S3 Leak: 3,000 Permanent Account Number (PAN) cards and National ID (Aadhaar) cards from India

In the normal course of scanning for open/exposed/vulnerable Amazon S3 buckets, I discovered a bucket containing 3,000 Permanent Account Number (PAN) cards and National ID (Aadhaar) cards from India.

S3 Leak: 3,000 Permanent Account Number (PAN) cards and National ID (Aadhaar) cards from India

Summary

In the normal course of scanning for open/exposed/vulnerable Amazon S3 buckets, I discovered a bucket containing roughly 3,000 imaged of Permanent Account Number (PAN) cards and National ID (Aadhaar) cards from India.

After concluding the images and PDFs appeared to be sensitive identification documents I immediately attempted to make contact with India's CERT team to notify them of this data leak. I can confirm roughly 3 weeks after notice was provided that action has been taken to secure the S3 bucket.

It is unclear who the owner of the Amazon S3 bucket is/was. From the types of documents being added, the frequency, and from how some of the images look -- my best guess is that some type of scanner was set to upload (or backup) files to this S3 bucket.

I would like to thank India's CERT team for their assistance in securing this S3 bucket.

Incident Timeline:

Date Event
December 1, 2018 Open bucket discovered.
December 2, 2018 Email sent to India's CERT team.
December 2, 2018 Acknowledgement email from India's CERT team with a reference number.
December 5, 2018 Follow up email sent.
December 5, 2018 CERT team indicated they are in touch with Amazon.
December 21, 2018 Asked a contact for assistance with resolving this issue.
December 22, 2018 CERT tean confirms the S3 bucket is now secured.

What's in the bucket:

The S3 bucket contained roughly 4,800+ files -- mostly images, but it also contained PDFs.

An example file path is:
/private-documents/absolutegenericdocument-1/2018/7/7/JPEG_2018_06_29_17_20_27_-90041938.jpg

The "absolutegenericdocument-" level folder had 4 folders that contained distinctly different types of documents.

Within each of the "absolutegenericdocument-" level folders the documents were organized by year/month/day/file.

Side note: The irony of a an S3 bucket full of sensitive data being named things like "private-documents" and "absolutegenericdocument" is not lost on me. They could have named the folders something like "totally-meant-to-leak-this".

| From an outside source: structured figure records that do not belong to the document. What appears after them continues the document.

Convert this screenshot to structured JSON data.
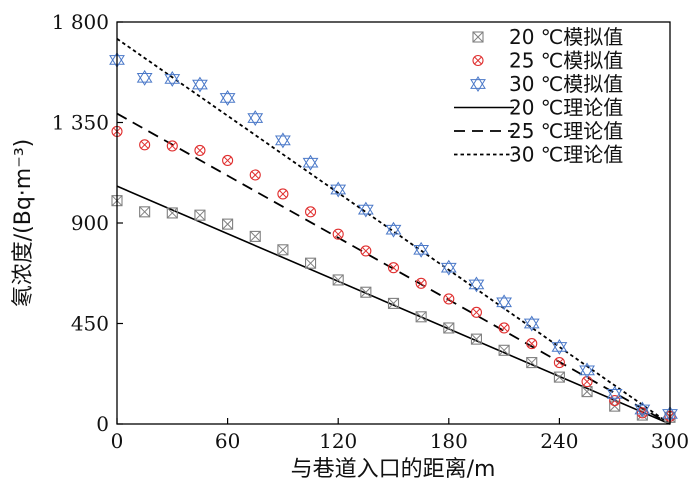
{
  "chart_data": {
    "type": "scatter",
    "title": "",
    "xlabel": "与巷道入口的距离/m",
    "ylabel": "氡浓度/(Bq·m⁻³)",
    "xlim": [
      0,
      300
    ],
    "ylim": [
      0,
      1800
    ],
    "xticks": [
      {
        "value": 0,
        "label": "0"
      },
      {
        "value": 60,
        "label": "60"
      },
      {
        "value": 120,
        "label": "120"
      },
      {
        "value": 180,
        "label": "180"
      },
      {
        "value": 240,
        "label": "240"
      },
      {
        "value": 300,
        "label": "300"
      }
    ],
    "yticks": [
      {
        "value": 0,
        "label": "0"
      },
      {
        "value": 450,
        "label": "450"
      },
      {
        "value": 900,
        "label": "900"
      },
      {
        "value": 1350,
        "label": "1 350"
      },
      {
        "value": 1800,
        "label": "1 800"
      }
    ],
    "grid": false,
    "legend_position": "top-right",
    "simulated": [
      {
        "name": "20 ℃模拟值",
        "marker": "box-x",
        "color": "#808080",
        "x": [
          0,
          15,
          30,
          45,
          60,
          75,
          90,
          105,
          120,
          135,
          150,
          165,
          180,
          195,
          210,
          225,
          240,
          255,
          270,
          285,
          300
        ],
        "y": [
          1000,
          950,
          945,
          935,
          895,
          840,
          780,
          720,
          645,
          590,
          540,
          480,
          430,
          380,
          330,
          275,
          210,
          145,
          80,
          40,
          30
        ]
      },
      {
        "name": "25 ℃模拟值",
        "marker": "circle-x",
        "color": "#e03030",
        "x": [
          0,
          15,
          30,
          45,
          60,
          75,
          90,
          105,
          120,
          135,
          150,
          165,
          180,
          195,
          210,
          225,
          240,
          255,
          270,
          285,
          300
        ],
        "y": [
          1310,
          1250,
          1245,
          1225,
          1180,
          1115,
          1030,
          950,
          850,
          775,
          700,
          630,
          560,
          500,
          430,
          360,
          275,
          190,
          105,
          50,
          35
        ]
      },
      {
        "name": "30 ℃模拟值",
        "marker": "star",
        "color": "#4a78c8",
        "x": [
          0,
          15,
          30,
          45,
          60,
          75,
          90,
          105,
          120,
          135,
          150,
          165,
          180,
          195,
          210,
          225,
          240,
          255,
          270,
          285,
          300
        ],
        "y": [
          1630,
          1550,
          1545,
          1520,
          1460,
          1370,
          1270,
          1170,
          1050,
          960,
          870,
          780,
          700,
          625,
          545,
          450,
          345,
          240,
          135,
          65,
          45
        ]
      }
    ],
    "theoretical": [
      {
        "name": "20 ℃理论值",
        "style": "solid",
        "x": [
          0,
          300
        ],
        "y": [
          1065,
          0
        ]
      },
      {
        "name": "25 ℃理论值",
        "style": "dashed",
        "x": [
          0,
          300
        ],
        "y": [
          1390,
          0
        ]
      },
      {
        "name": "30 ℃理论值",
        "style": "dotted",
        "x": [
          0,
          300
        ],
        "y": [
          1725,
          0
        ]
      }
    ]
  }
}
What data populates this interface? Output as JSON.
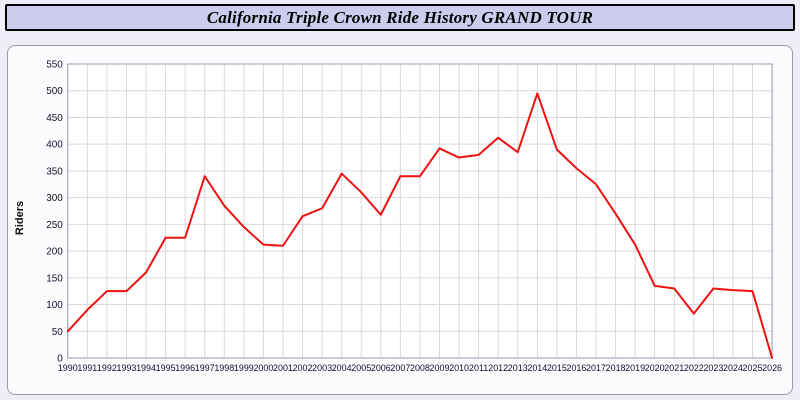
{
  "title_bar": {
    "title": "California Triple Crown Ride History GRAND TOUR"
  },
  "chart_data": {
    "type": "line",
    "title": "California Triple Crown Ride History GRAND TOUR",
    "xlabel": "",
    "ylabel": "Riders",
    "ylim": [
      0,
      550
    ],
    "ytick_step": 50,
    "grid": true,
    "legend": "none",
    "line_color": "#ee1111",
    "grid_color": "#d9d9d9",
    "frame_color": "#9a9aae",
    "tick_color": "#11112b",
    "plot_bg": "#ffffff",
    "categories": [
      1990,
      1991,
      1992,
      1993,
      1994,
      1995,
      1996,
      1997,
      1998,
      1999,
      2000,
      2001,
      2002,
      2003,
      2004,
      2005,
      2006,
      2007,
      2008,
      2009,
      2010,
      2011,
      2012,
      2013,
      2014,
      2015,
      2016,
      2017,
      2018,
      2019,
      2020,
      2021,
      2022,
      2023,
      2024,
      2025,
      2026
    ],
    "values": [
      50,
      90,
      125,
      125,
      160,
      225,
      225,
      340,
      285,
      245,
      212,
      210,
      265,
      280,
      345,
      310,
      268,
      340,
      340,
      392,
      375,
      380,
      412,
      385,
      495,
      390,
      355,
      325,
      270,
      212,
      135,
      130,
      83,
      130,
      127,
      125,
      0
    ]
  }
}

The "absolutegenericdocument-1" folder appeared to contain primarily images of Permanent Account Number (PAN) cards. It also contains some PDFs of images as well.
Document count: 1,142 images

absolutegenericdocument-1_redact2

The "absolutegenericdocument-2" folder appeared to contain images of India‘s national ID card known as “Aadhaar”.
Document count: 1,109 images.

absolutegenericdocument-2_redact

The "absolutegenericdocument-3" folder appears to contain miscellaneous images of people, mostly "head shots" -- like the type of photo you'd use for an ID
Document count: 1,082 images.

The "absolutegenericdocument-4" folder appears to contain "pay in slips" PDFs.
Document count: 942 PDFs.

absolutegenericdocument-4

The S3 bucket was still being actively updated with new images as of December 21st -- the date I received assistance from a contact who helped me escalate this report.